One of the world’s biggest startup accelerators Startupbootcamp is coming to Australia

One of the biggest startup accelerators in the world will be running in Australia from next year after scoring a Victorian government grant to set up shop in Melbourne.

Startupbootcamp received $600,000 from the LaunchVIC innovation fund, and will be using the funding to launch its renowned accelerator program in Australia from 2017.

Startupbootcamp was founded in Copenhagen in 2010 and now runs 13 accelerator programs globally in 10 countries. Nearly 350 startups have since passed through its doors, with 71% of these going on to raise an average of $1 million.

The three-month mentor-driven program will see $20,000 (15,000 euros) invested in 10 startups, along with six months of co-working space and over $1.5 million-worth (1 million euros in partner deals. The program culminates with a demo day in front of investors, partners and mentors.

Bringing it to Australia

Startupbootcamp’s Australian operations will focused on IoT and data-tech startups, and the accelerator’s founding partner and managing director Trevor Townsend says it’s positive to see the Victorian government backing this sector.

“It’s very pleasing and we’re thrilled to get the support of LaunchVIC,” Townsend tells StartupSmart.

“We’ve spoken to the Victorian government for a while about the program and about building an IoT and data ecosystem here in Melbourne, and they’re quite passionate about this space.”

Startupbootcamp was awarded the best accelerator of 2014 at the European Tech Startup Awards and is now one of the world’s biggest programs.

With a base in Melbourne now, Townsend says Australian startups will have the opportunity to access an unrivalled global network.

“They’ll have access to the global mentors and the global investor base behind Startupbootcamp,” he says.

“We have major international sponsors who support us.”

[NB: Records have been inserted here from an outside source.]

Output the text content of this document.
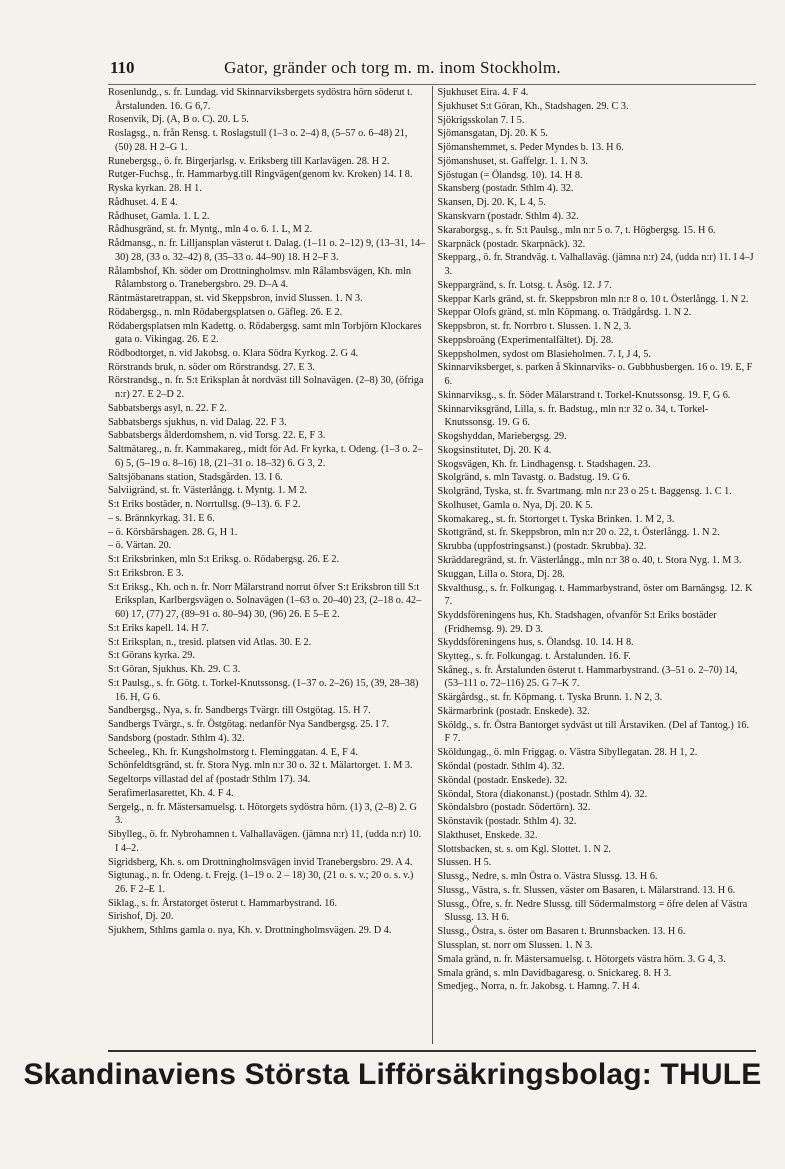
110	Gator, gränder och torg m. m. inom Stockholm.

Rosenlundg., s. fr. Lundag. vid Skinnarviksbergets sydöstra hörn söderut t. Årstalunden. 16. G 6,7.

Rosenvik, Dj. (A, B o. C). 20. L 5.

Roslagsg., n. från Rensg. t. Roslagstull (1–3 o. 2–4) 8, (5–57 o. 6–48) 21, (50) 28. H 2–G 1.

Runebergsg., ö. fr. Birgerjarlsg. v. Eriksberg till Karlavägen. 28. H 2.

Rutger-Fuchsg., fr. Hammarbyg.till Ringvägen(genom kv. Kroken) 14. I 8.

Ryska kyrkan. 28. H 1.

Rådhuset. 4. E 4.

Rådhuset, Gamla. 1. L 2.

Rådhusgränd, st. fr. Myntg., mln 4 o. 6. 1. L, M 2.

Rådmansg., n. fr. Lilljansplan västerut t. Dalag. (1–11 o. 2–12) 9, (13–31, 14–30) 28, (33 o. 32–42) 8, (35–33 o. 44–90) 18. H 2–F 3.

Rålambshof, Kh. söder om Drottningholmsv. mln Rålambsvägen, Kh. mln Rålambstorg o. Tranebergsbro. 29. D–A 4.

Räntmästaretrappan, st. vid Skeppsbron, invid Slussen. 1. N 3.

Rödabergsg., n. mln Rödabergsplatsen o. Gäfleg. 26. E 2.

Rödabergsplatsen mln Kadettg. o. Rödabergsg. samt mln Torbjörn Klockares gata o. Vikingag. 26. E 2.

Rödbodtorget, n. vid Jakobsg. o. Klara Södra Kyrkog. 2. G 4.

Rörstrands bruk, n. söder om Rörstrandsg. 27. E 3.

Rörstrandsg., n. fr. S:t Eriksplan åt nordväst till Solnavägen. (2–8) 30, (öfriga n:r) 27. E 2–D 2.

Sabbatsbergs asyl, n. 22. F 2.

Sabbatsbergs sjukhus, n. vid Dalag. 22. F 3.

Sabbatsbergs ålderdomshem, n. vid Torsg. 22. E, F 3.

Saltmätareg., n. fr. Kammakareg., midt för Ad. Fr kyrka, t. Odeng. (1–3 o. 2–6) 5, (5–19 o. 8–16) 18, (21–31 o. 18–32) 6. G 3, 2.

Saltsjöbanans station, Stadsgården. 13. I 6.

Salviigränd, st. fr. Västerlångg. t. Myntg. 1. M 2.

S:t Eriks bostäder, n. Norrtullsg. (9–13). 6. F 2.

– s. Brännkyrkag. 31. E 6.

– ö. Körsbärshagen. 28. G, H 1.

– ö. Värtan. 20.

S:t Eriksbrinken, mln S:t Eriksg. o. Rödabergsg. 26. E 2.

S:t Eriksbron. E 3.

S:t Eriksg., Kh. och n. fr. Norr Mälarstrand norrut öfver S:t Eriksbron till S:t Eriksplan, Karlbergsvägen o. Solnavägen (1–63 o. 20–40) 23, (2–18 o. 42–60) 17, (77) 27, (89–91 o. 80–94) 30, (96) 26. E 5–E 2.

S:t Eriks kapell. 14. H 7.

S:t Eriksplan, n., tresid. platsen vid Atlas. 30. E 2.

S:t Görans kyrka. 29.

S:t Göran, Sjukhus. Kh. 29. C 3.

S:t Paulsg., s. fr. Götg. t. Torkel-Knutssonsg. (1–37 o. 2–26) 15, (39, 28–38) 16. H, G 6.

Sandbergsg., Nya, s. fr. Sandbergs Tvärgr. till Ostgötag. 15. H 7.

Sandbergs Tvärgr., s. fr. Östgötag. nedanför Nya Sandbergsg. 25. I 7.

Sandsborg (postadr. Sthlm 4). 32.

Scheeleg., Kh. fr. Kungsholmstorg t. Fleminggatan. 4. E, F 4.

Schönfeldtsgränd, st. fr. Stora Nyg. mln n:r 30 o. 32 t. Mälartorget. 1. M 3.

Segeltorps villastad del af (postadr Sthlm 17). 34.

Serafimerlasarettet, Kh. 4. F 4.

Sergelg., n. fr. Mästersamuelsg. t. Hötorgets sydöstra hörn. (1) 3, (2–8) 2. G 3.

Sibylleg., ö. fr. Nybrohamnen t. Valhallavägen. (jämna n:r) 11, (udda n:r) 10. I 4–2.

Sigridsberg, Kh. s. om Drottningholmsvägen invid Tranebergsbro. 29. A 4.

Sigtunag., n. fr. Odeng. t. Frejg. (1–19 o. 2 – 18) 30, (21 o. s. v.; 20 o. s. v.) 26. F 2–E 1.

Siklag., s. fr. Årstatorget österut t. Hammarbystrand. 16.

Sirishof, Dj. 20.

Sjukhem, Sthlms gamla o. nya, Kh. v. Drottningholmsvägen. 29. D 4.

Sjukhuset Eira. 4. F 4.

Sjukhuset S:t Göran, Kh., Stadshagen. 29. C 3.

Sjökrigsskolan 7. I 5.

Sjömansgatan, Dj. 20. K 5.

Sjömanshemmet, s. Peder Myndes b. 13. H 6.

Sjömanshuset, st. Gaffelgr. 1. 1. N 3.

Sjöstugan (= Ölandsg. 10). 14. H 8.

Skansberg (postadr. Sthlm 4). 32.

Skansen, Dj. 20. K, L 4, 5.

Skanskvarn (postadr. Sthlm 4). 32.

Skaraborgsg., s. fr. S:t Paulsg., mln n:r 5 o. 7, t. Högbergsg. 15. H 6.

Skarpnäck (postadr. Skarpnäck). 32.

Skepparg., ö. fr. Strandväg. t. Valhallaväg. (jämna n:r) 24, (udda n:r) 11. I 4–J 3.

Skeppargränd, s. fr. Lotsg. t. Åsög. 12. J 7.

Skeppar Karls gränd, st. fr. Skeppsbron mln n:r 8 o. 10 t. Österlångg. 1. N 2.

Skeppar Olofs gränd, st. mln Köpmang. o. Trädgårdsg. 1. N 2.

Skeppsbron, st. fr. Norrbro t. Slussen. 1. N 2, 3.

Skeppsbroäng (Experimentalfältet). Dj. 28.

Skeppsholmen, sydost om Blasieholmen. 7. I, J 4, 5.

Skinnarviksberget, s. parken å Skinnarviks- o. Gubbhusbergen. 16 o. 19. E, F 6.

Skinnarviksg., s. fr. Söder Mälarstrand t. Torkel-Knutssonsg. 19. F, G 6.

Skinnarviksgränd, Lilla, s. fr. Badstug., mln n:r 32 o. 34, t. Torkel-Knutssonsg. 19. G 6.

Skogshyddan, Mariebergsg. 29.

Skogsinstitutet, Dj. 20. K 4.

Skogsvägen, Kh. fr. Lindhagensg. t. Stadshagen. 23.

Skolgränd, s. mln Tavastg. o. Badstug. 19. G 6.

Skolgränd, Tyska, st. fr. Svartmang. mln n:r 23 o 25 t. Baggensg. 1. C 1.

Skolhuset, Gamla o. Nya, Dj. 20. K 5.

Skomakareg., st. fr. Stortorget t. Tyska Brinken. 1. M 2, 3.

Skottgränd, st. fr. Skeppsbron, mln n:r 20 o. 22, t. Österlångg. 1. N 2.

Skrubba (uppfostringsanst.) (postadr. Skrubba). 32.

Skräddaregränd, st. fr. Västerlångg., mln n:r 38 o. 40, t. Stora Nyg. 1. M 3.

Skuggan, Lilla o. Stora, Dj. 28.

Skvalthusg., s. fr. Folkungag. t. Hammarbystrand, öster om Barnängsg. 12. K 7.

Skyddsföreningens hus, Kh. Stadshagen, ofvanför S:t Eriks bostäder (Fridhemsg. 9). 29. D 3.

Skyddsföreningens hus, s. Ölandsg. 10. 14. H 8.

Skytteg., s. fr. Folkungag. t. Årstalunden. 16. F.

Skåneg., s. fr. Årstalunden österut t. Hammarbystrand. (3–51 o. 2–70) 14, (53–111 o. 72–116) 25. G 7–K 7.

Skärgårdsg., st. fr. Köpmang. t. Tyska Brunn. 1. N 2, 3.

Skärmarbrink (postadr. Enskede). 32.

Sköldg., s. fr. Östra Bantorget sydväst ut till Årstaviken. (Del af Tantog.) 16. F 7.

Sköldungag., ö. mln Friggag. o. Västra Sibyllegatan. 28. H 1, 2.

Sköndal (postadr. Sthlm 4). 32.

Sköndal (postadr. Enskede). 32.

Sköndal, Stora (diakonanst.) (postadr. Sthlm 4). 32.

Sköndalsbro (postadr. Södertörn). 32.

Skönstavik (postadr. Sthlm 4). 32.

Slakthuset, Enskede. 32.

Slottsbacken, st. s. om Kgl. Slottet. 1. N 2.

Slussen. H 5.

Slussg., Nedre, s. mln Östra o. Västra Slussg. 13. H 6.

Slussg., Västra, s. fr. Slussen, väster om Basaren, t. Mälarstrand. 13. H 6.

Slussg., Öfre, s. fr. Nedre Slussg. till Södermalmstorg = öfre delen af Västra Slussg. 13. H 6.

Slussg., Östra, s. öster om Basaren t. Brunnsbacken. 13. H 6.

Slussplan, st. norr om Slussen. 1. N 3.

Smala gränd, n. fr. Mästersamuelsg. t. Hötorgets västra hörn. 3. G 4, 3.

Smala gränd, s. mln Davidbagaresg. o. Snickareg. 8. H 3.

Smedjeg., Norra, n. fr. Jakobsg. t. Hamng. 7. H 4.

Skandinaviens Största Lifförsäkringsbolag: THULE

Startupbootcamp is now on the hunt for local corporate partners for the program and will also be travelling the country to find the most promising Australian startups.

“We recruit throughout the region so we’re looking to bring the 10 best startups from around Asia into the program,” Townsend says.

“The funding will be helping us with that process of getting the right startups into the program.

“We want the startups to be connected with industry from day one so they’re developing and providing solutions that are solving real problems.”

The rise of the Internet of Things

Some of the grant funding will also be used to fit out an IoT and data-tech hardware workspace called Kydo, and Townsend says this is set to be the next big sector for startups that Melbourne can play a leading role in.

“It will be the next big wave of the internet and Melbourne can really build on its strengths as the world’s most liveable city and great research in health,” he says.

“It’ll have a profound impact on our cities, our work and our play – on all parts of our lives. It’s only just starting and you can imagine IoT solutions in pretty much every single aspect of life. It’ll be as disruptive as the internet has been itself.

“There’s a lot of scope for building world-class startups in the IoT space.”

Townsend says the team did consider other locations to set up the local operations, but Melbourne’s reputation and the government enticement pushed it over the line.

“We looked at a few locations but we think Melbourne, with the title of the world’s most liveable city and some of its other strengths make it a good place in the region for IoT,” he says.

“We’ll be leveraging off the large number of overseas students that study here and give them the opportunity to come back to Melbourne to run their startups here, which is attractive to them and to the ecosystem.”

With unprecedented digital disruptive occurring around the world, he says now is the time to support Australian entrepreneurs and their tech ventures.

“Melbourne can develop some Ubers of IoT or we could be the Uber drivers,” Townsend says.

“We want to own some of those industry segments by really looking at where our strengths are and developing those out. We can develop world-class leaders from Melbourne.”